Some other cases are less clear, as solutions may actually exist on premises, but one does not know if they actually perform on the same level as cloud-based solutions. But, even when performance is comparable (or even better on premises), this takes us to the second point.

2) It is much easier to deploy on the cloud. Deploying on premises and maintaining a running solution on premises may be too complicated. A standard scheme with a cluster of application servers in a single region serves as example here. Maybe we could find the appropriate hardware, application server, database, fault-tolerant load balancer and so on, but a scenario like this might be set up and running in minutes in Amazon, with Elastic Beanstalk, for example, but would certainly take a long time to deploy, if we were going to do this privately. This may motivate companies to deploy on the cloud, to reduce their workforce, thus leading us to the next point.

3) The economics favors the cloud.

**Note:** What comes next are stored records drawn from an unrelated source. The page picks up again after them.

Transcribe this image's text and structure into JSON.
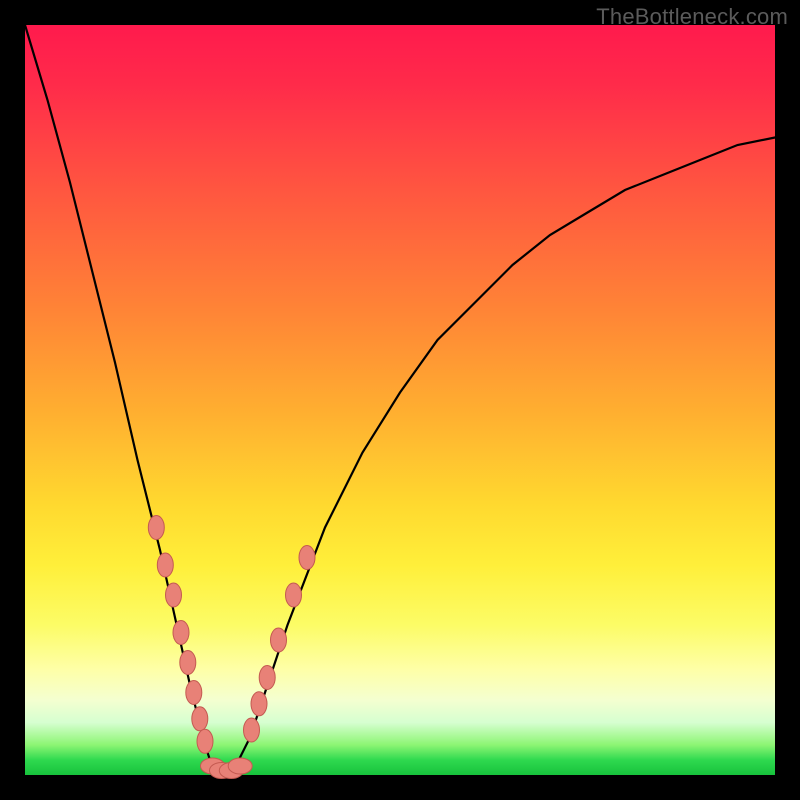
{
  "watermark": "TheBottleneck.com",
  "colors": {
    "frame": "#000000",
    "gradient_top": "#ff1a4d",
    "gradient_mid": "#ffd92f",
    "gradient_bottom": "#17c23c",
    "curve": "#000000",
    "marker_fill": "#e88177",
    "marker_stroke": "#c45a51"
  },
  "chart_data": {
    "type": "line",
    "title": "",
    "xlabel": "",
    "ylabel": "",
    "xlim": [
      0,
      100
    ],
    "ylim": [
      0,
      100
    ],
    "grid": false,
    "legend": false,
    "note": "V-shaped bottleneck curve. y≈100 is worst (red), y≈0 is best (green). Minimum near x≈26 where y≈0.",
    "series": [
      {
        "name": "bottleneck-curve",
        "x": [
          0,
          3,
          6,
          9,
          12,
          15,
          18,
          20,
          22,
          24,
          25,
          26,
          27,
          28,
          30,
          32,
          35,
          40,
          45,
          50,
          55,
          60,
          65,
          70,
          75,
          80,
          85,
          90,
          95,
          100
        ],
        "values": [
          100,
          90,
          79,
          67,
          55,
          42,
          30,
          21,
          12,
          4,
          1,
          0,
          0,
          1,
          5,
          11,
          20,
          33,
          43,
          51,
          58,
          63,
          68,
          72,
          75,
          78,
          80,
          82,
          84,
          85
        ]
      }
    ],
    "markers": [
      {
        "name": "left-cluster",
        "points": [
          {
            "x": 17.5,
            "y": 33
          },
          {
            "x": 18.7,
            "y": 28
          },
          {
            "x": 19.8,
            "y": 24
          },
          {
            "x": 20.8,
            "y": 19
          },
          {
            "x": 21.7,
            "y": 15
          },
          {
            "x": 22.5,
            "y": 11
          },
          {
            "x": 23.3,
            "y": 7.5
          },
          {
            "x": 24.0,
            "y": 4.5
          }
        ]
      },
      {
        "name": "trough-cluster",
        "points": [
          {
            "x": 25.0,
            "y": 1.2
          },
          {
            "x": 26.2,
            "y": 0.6
          },
          {
            "x": 27.5,
            "y": 0.6
          },
          {
            "x": 28.7,
            "y": 1.2
          }
        ]
      },
      {
        "name": "right-cluster",
        "points": [
          {
            "x": 30.2,
            "y": 6
          },
          {
            "x": 31.2,
            "y": 9.5
          },
          {
            "x": 32.3,
            "y": 13
          },
          {
            "x": 33.8,
            "y": 18
          },
          {
            "x": 35.8,
            "y": 24
          },
          {
            "x": 37.6,
            "y": 29
          }
        ]
      }
    ]
  }
}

Then, even if you dare to install the hardware and software on premises, this might not be worth it. Consider the following cases: 
A site with a very low demand year-round that has some short-lived peaks, e.g., due to some sort of periodic event. In this case over-provisioning for the events only would be too costly.
AWS Step and Lambda functions provide us the other case: if most of the time our application is not running, we may want to pay per use instead of paying per time.
The company may desire to exchange capex by opex.